Major Stock Indices Close Down Around 1%
Expected Inflation Surges by 1 Percentage Point
Trump's Reciprocal Tariff Announcement Adds Pressure

The three major stock indices on the New York Stock Exchange closed down by around 1%. Investor sentiment worsened as U.S. consumers' expected inflation surged unusually, and President Donald Trump announced plans to impose reciprocal tariffs on multiple countries next week.

[New York Stock Market] S&P 500 Drops 1% Amid Inflation and Reciprocal Tariff Setbacks...

On the 7th (local time in the U.S.), the Dow Jones Industrial Average closed at 44,303.40, down 444.23 points (0.99%) from the previous session at the New York Stock Exchange (NYSE). The Standard & Poor's (S&P) 500 index fell 57.58 points (0.95%) to 6,025.99, and the Nasdaq Composite index plunged 268.59 points (1.36%) to close at 19,523.40.


On this day, a flood of sell orders emerged as U.S. consumers' one-year expected inflation rose unusually sharply. According to the University of Michigan, the preliminary consumer sentiment index for February this year was 67.8. This represents a 4.6% decrease from the confirmed figure of 71.1 in January and also falls short of the market expectation of 71.1.

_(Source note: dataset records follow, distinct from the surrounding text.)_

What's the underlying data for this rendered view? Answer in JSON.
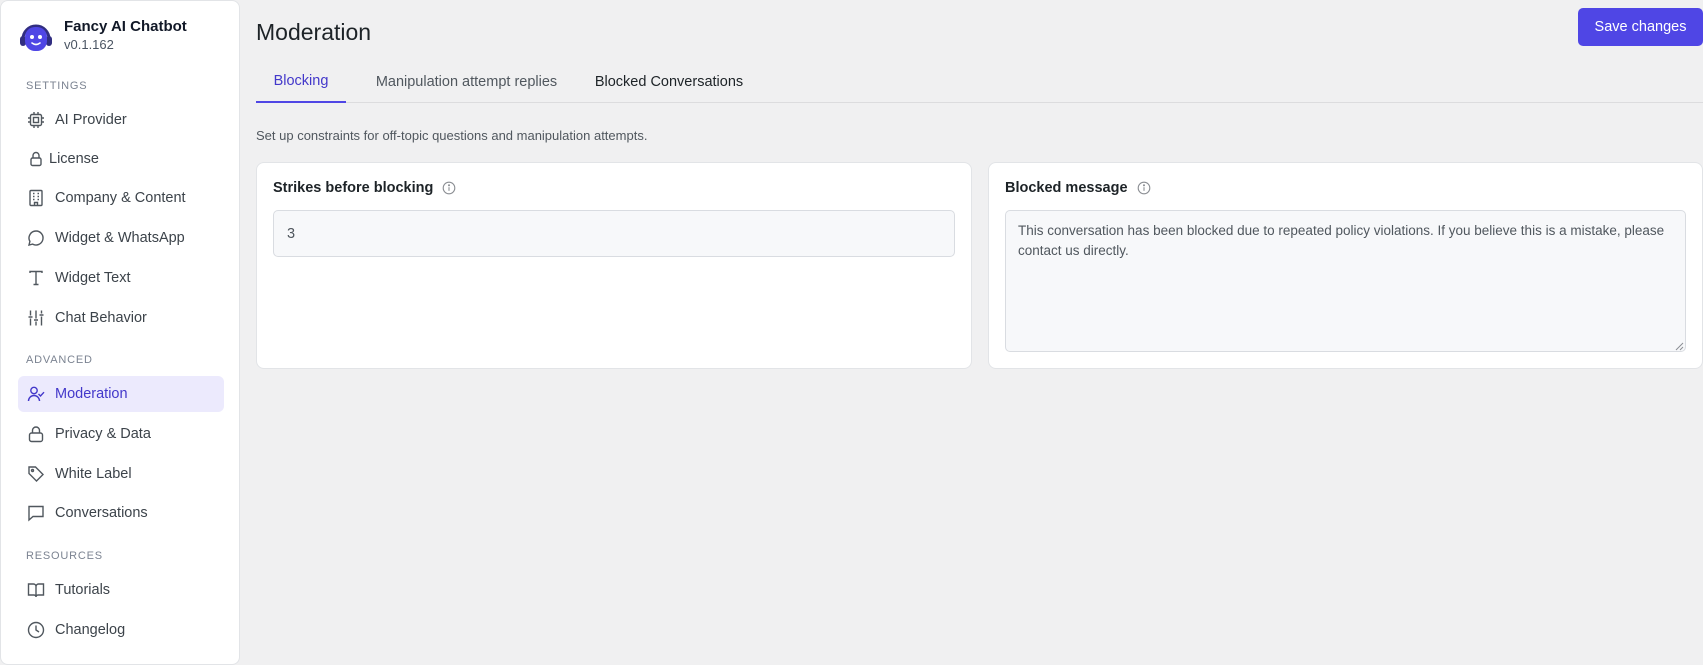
{
  "app": {
    "name": "Fancy AI Chatbot",
    "version": "v0.1.162"
  },
  "sidebar": {
    "sections": {
      "settings": "SETTINGS",
      "advanced": "ADVANCED",
      "resources": "RESOURCES"
    },
    "items": [
      {
        "label": "AI Provider",
        "icon": "cpu-icon"
      },
      {
        "label": "License",
        "icon": "lock-icon"
      },
      {
        "label": "Company & Content",
        "icon": "building-icon"
      },
      {
        "label": "Widget & WhatsApp",
        "icon": "chat-bubble-icon"
      },
      {
        "label": "Widget Text",
        "icon": "text-icon"
      },
      {
        "label": "Chat Behavior",
        "icon": "sliders-icon"
      },
      {
        "label": "Moderation",
        "icon": "user-check-icon",
        "active": true
      },
      {
        "label": "Privacy & Data",
        "icon": "lock-icon"
      },
      {
        "label": "White Label",
        "icon": "tag-icon"
      },
      {
        "label": "Conversations",
        "icon": "message-square-icon"
      },
      {
        "label": "Tutorials",
        "icon": "book-icon"
      },
      {
        "label": "Changelog",
        "icon": "clock-icon"
      }
    ]
  },
  "header": {
    "title": "Moderation",
    "save_label": "Save changes"
  },
  "tabs": [
    {
      "label": "Blocking",
      "active": true
    },
    {
      "label": "Manipulation attempt replies"
    },
    {
      "label": "Blocked Conversations"
    }
  ],
  "description": "Set up constraints for off-topic questions and manipulation attempts.",
  "strikes_card": {
    "title": "Strikes before blocking",
    "value": "3"
  },
  "blocked_card": {
    "title": "Blocked message",
    "value": "This conversation has been blocked due to repeated policy violations. If you believe this is a mistake, please contact us directly."
  },
  "colors": {
    "accent": "#4f46e5",
    "active_bg": "#eceafd",
    "background": "#f0f0f1"
  }
}
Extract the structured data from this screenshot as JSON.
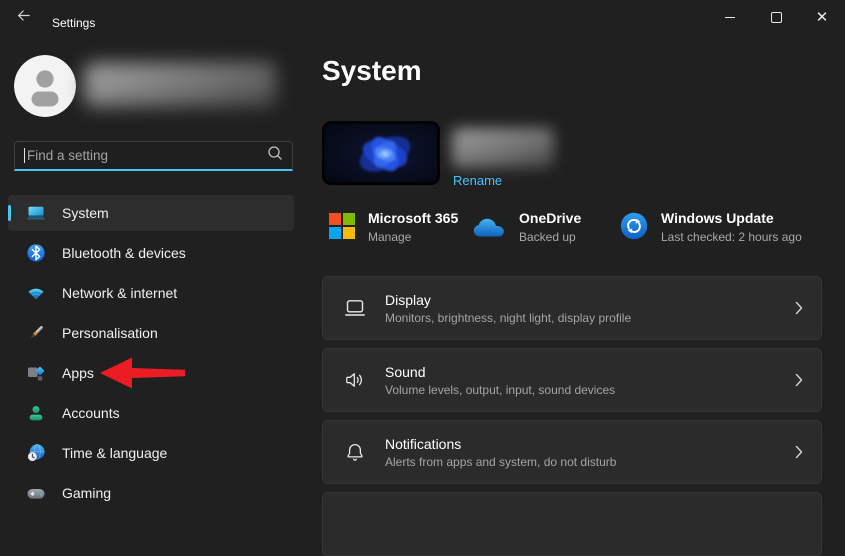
{
  "titlebar": {
    "title": "Settings"
  },
  "search": {
    "placeholder": "Find a setting"
  },
  "sidebar": {
    "items": [
      {
        "label": "System",
        "selected": true
      },
      {
        "label": "Bluetooth & devices",
        "selected": false
      },
      {
        "label": "Network & internet",
        "selected": false
      },
      {
        "label": "Personalisation",
        "selected": false
      },
      {
        "label": "Apps",
        "selected": false
      },
      {
        "label": "Accounts",
        "selected": false
      },
      {
        "label": "Time & language",
        "selected": false
      },
      {
        "label": "Gaming",
        "selected": false
      }
    ]
  },
  "main": {
    "title": "System",
    "device": {
      "rename": "Rename"
    },
    "cards": [
      {
        "title": "Microsoft 365",
        "subtitle": "Manage"
      },
      {
        "title": "OneDrive",
        "subtitle": "Backed up"
      },
      {
        "title": "Windows Update",
        "subtitle": "Last checked: 2 hours ago"
      }
    ],
    "rows": [
      {
        "title": "Display",
        "subtitle": "Monitors, brightness, night light, display profile"
      },
      {
        "title": "Sound",
        "subtitle": "Volume levels, output, input, sound devices"
      },
      {
        "title": "Notifications",
        "subtitle": "Alerts from apps and system, do not disturb"
      }
    ]
  },
  "colors": {
    "accent": "#4cc2ff",
    "annotation_arrow": "#ec1c24"
  }
}
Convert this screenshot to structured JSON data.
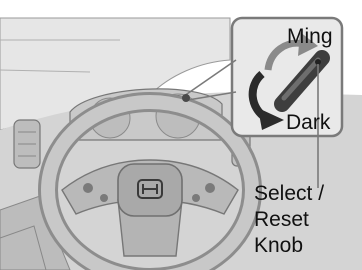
{
  "labels": {
    "brighten": "Ming",
    "darken": "Dark",
    "knob_lines": [
      "Select /",
      "Reset",
      "Knob"
    ]
  },
  "colors": {
    "background": "#ffffff",
    "dashboard": "#d8d8d8",
    "linework": "#6a6a6a",
    "callout_fill": "#e9e9e9",
    "arrow_light": "#8a8a8a",
    "arrow_dark": "#2b2b2b",
    "knob": "#4a4a4a",
    "text": "#111111"
  },
  "icons": {
    "brighten_arrow": "curved-arrow-clockwise-icon",
    "darken_arrow": "curved-arrow-counterclockwise-icon",
    "knob": "select-reset-knob-icon",
    "logo": "steering-wheel-emblem-icon"
  }
}
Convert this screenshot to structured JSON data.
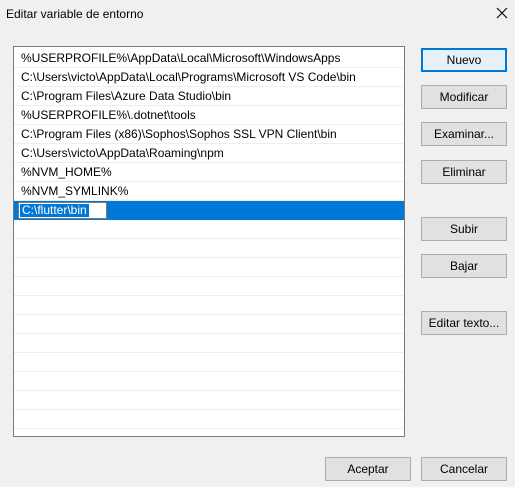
{
  "window": {
    "title": "Editar variable de entorno",
    "close_icon": "close-icon"
  },
  "paths": [
    "%USERPROFILE%\\AppData\\Local\\Microsoft\\WindowsApps",
    "C:\\Users\\victo\\AppData\\Local\\Programs\\Microsoft VS Code\\bin",
    "C:\\Program Files\\Azure Data Studio\\bin",
    "%USERPROFILE%\\.dotnet\\tools",
    "C:\\Program Files (x86)\\Sophos\\Sophos SSL VPN Client\\bin",
    "C:\\Users\\victo\\AppData\\Roaming\\npm",
    "%NVM_HOME%",
    "%NVM_SYMLINK%"
  ],
  "editing": {
    "value": "C:\\flutter\\bin"
  },
  "buttons": {
    "new": "Nuevo",
    "edit": "Modificar",
    "browse": "Examinar...",
    "delete": "Eliminar",
    "up": "Subir",
    "down": "Bajar",
    "edit_text": "Editar texto...",
    "accept": "Aceptar",
    "cancel": "Cancelar"
  },
  "colors": {
    "selection": "#0078d7",
    "primary_border": "#0078d7"
  }
}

The market reacted particularly sensitively to the one-year expected inflation. The one-year expected inflation for February was 4.3%, up 1 percentage point from 3.3% in the previous month. This is the highest level since November 2023 and marks a significant increase for two consecutive months. According to the University of Michigan, over the past 14 years, there have been only five instances where the one-year expected inflation rose by more than 1 percentage point within a single month.


Following the release of these indicators, the three major stock indices in New York all turned sharply downward. The Nasdaq index initially increased by up to 0.36% during the session but dropped nearly 1 percentage point within an hour. The unusual rise in one-year expected inflation caused U.S. Treasury yields to surge, weighing down the major indices. The reciprocal tariff measures announced by Trump in the afternoon added further downward pressure on the market.


Trump told reporters at the White House that day, "We plan to announce (about reciprocal tariffs) after a meeting on Monday or Tuesday next week."


Although Trump referred to it as reciprocal trade, it was interpreted in context as reciprocal tariffs. This means imposing taxes on imports entering the U.S. at the same rate that exporting countries impose tariffs on U.S.-made goods. Trump emphasized that he is particularly considering tariffs on automobiles, calling it a very important issue.


Following this news, massive sell-offs occurred mainly among major technology companies. Apple fell 2.40%, Microsoft dropped 1.46%, and Tesla and Alphabet also recorded declines in the 3% range. The move to impose reciprocal tariffs also worsened investor sentiment among traditional industrial stocks and blue-chip stocks. Among the 30 components of the Dow Jones index, only Nvidia, Visa, Coca-Cola, and Chevron showed slight gains, while all other stocks declined.